Un « mépris de la population », un « caprice du prince » ou un simple « mauvais choix »… Les mots des défenseurs gabonais des droits humains sont durs envers leur président, qui s’est mis en tête d’intégrer le Commonwealth. A l’heure du mercato footballistique, le joueur Ali Bongo est donc à la recherche d’un nouveau club. Il faut dire que les relations entre le chef de l’Etat gabonais et la France sont au plus bas. Et en rencontrant la baronne Patricia Scotland, la secrétaire générale du Commonwealth, et le prince Charles, Ali Bongo se lance dans une opération de chantage diplomatique qui ne devrait rien lui apporter, si ce n’est des ennuis. Pour intégrer l’organisation intergouvernementale, le Gabon doit montrer patte blanche en termes de promotion de l’Etat de droit, de respect des droits humains et de démocratie. Et au vu de la situation sur place, le pays est bien loin de remplir les critères escomptés.
En reniant la France, Ali Bongo reniera par la même occasion son héritage paternel
Mais après tout, si l’Ouganda a intégré le Commonwealth, pourquoi le Gabon n’y arriverait pas ? Sauf qu’il faut se poser la bonne question : que viendrait faire un pays francophone dans une organisation qui regroupe principalement les anciennes colonies britanniques, à l’exception du Rwanda ou de la Zambie, et qui n’apporte aucune valeur ajoutée en matière d’échanges économiques ou de réduction des taxes douanières ? Certes, le Gabon pourra se rapprocher de ses nouveaux alliés économiques, le pays s’étant, ces dernières années, tourné vers les investisseurs asiatiques dont certains ont intégré le Commonwealth. Mais en réalité, Ali Bongo veut simplement montrer à la France qu’il n’a pas besoin d’elle. Une démarche maladroite. En reniant Paris, Ali Bongo reniera par la même occasion son héritage paternel : « Le Gabonais a une patrie, le Gabon, et une amie, la France », disait à l’époque Omar Bongo, père de l’actuel président gabonais. Une maxime qui n’aura bientôt plus de sens.
Une guerre d’ego bien loin des préoccupations du peuple gabonais
Ce « caprice du prince » doit beaucoup aux erreurs d’Ali Bongo : depuis 2009, le fils a tenté de mettre fin à la stratégie du père, qui avait tissé des liens économiques forts avec son ancienne puissance coloniale. Mais à quel prix ? Ali Bongo n’a pour autant pas remis à flot son pays.

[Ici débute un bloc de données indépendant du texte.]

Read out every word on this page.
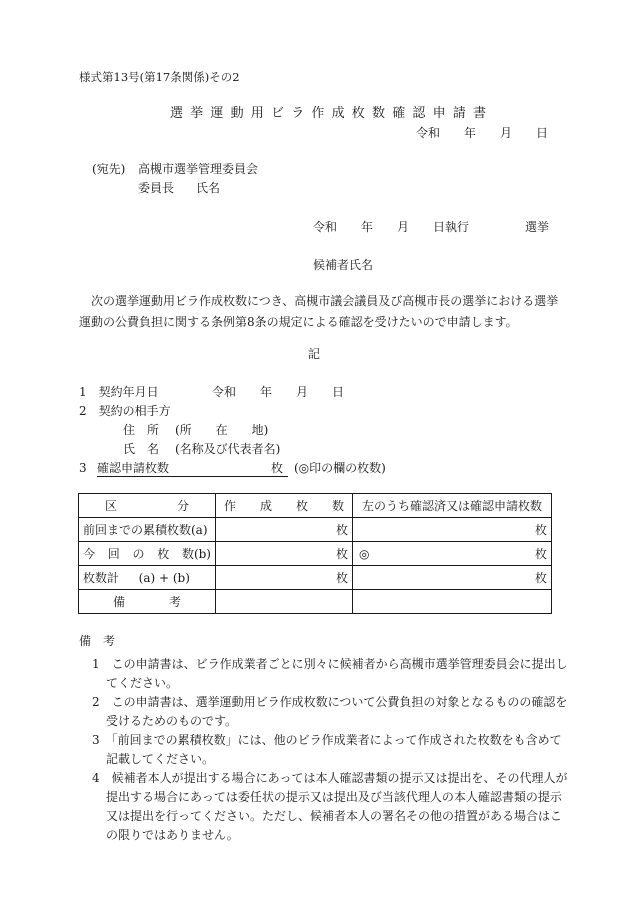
様式第13号(第17条関係)その2
選挙運動用ビラ作成枚数確認申請書
令和　　年　　月　　日
(宛先) 高槻市選挙管理委員会
委員長 氏名
令和　　年　　月　　日執行	選挙
候補者氏名
次の選挙運動用ビラ作成枚数につき、高槻市議会議員及び高槻市長の選挙における選挙運動の公費負担に関する条例第8条の規定による確認を受けたいので申請します。
記
1　契約年月日	令和　　年　　月　　日
2　契約の相手方
住　所 (所　　在　　地)
氏　名 (名称及び代表者名)
3 確認申請枚数	枚 (◎印の欄の枚数)
区 分	作 成 枚 数	左のうち確認済又は確認申請枚数
前回までの累積枚数(a)	枚	枚

今 回 の 枚 数(b)	枚	◎ 枚

枚数計 (a) + (b)	枚	枚

備 考		

備　考
1　この申請書は、ビラ作成業者ごとに別々に候補者から高槻市選挙管理委員会に提出してください。
2　この申請書は、選挙運動用ビラ作成枚数について公費負担の対象となるものの確認を受けるためのものです。
3　「前回までの累積枚数」には、他のビラ作成業者によって作成された枚数をも含めて記載してください。
4　候補者本人が提出する場合にあっては本人確認書類の提示又は提出を、その代理人が提出する場合にあっては委任状の提示又は提出及び当該代理人の本人確認書類の提示又は提出を行ってください。ただし、候補者本人の署名その他の措置がある場合はこの限りではありません。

Et il veut aujourd’hui aller plus loin : en plus du gain économique, loin d’être certain, il espère que le drapeau de l’Union Jack flottera un jour dans les écoles gabonaises : le président souhaiterait que l’anglais devienne la seconde langue de travail au Gabon, lui qui a, à l’époque, tenté de percer, sans succès, dans le milieu de la funk américaine. Il a, depuis 2012, en tête de développer l’expérience du bilinguisme anglais-français. Mais les Gabonais attendent autre chose : de quoi se nourrir, des emplois et plus de libertés. La demande gabonaise d’adhésion au Commonwealth apparaît comme bien illusoire pour la population qui voit la démarche d’Ali Bongo comme une fantaisie de plus. Mais également comme une façon maladroite d’envoyer balader la France. Une guerre d’ego bien loin des préoccupations de son peuple qui voudrait des actions concrètes.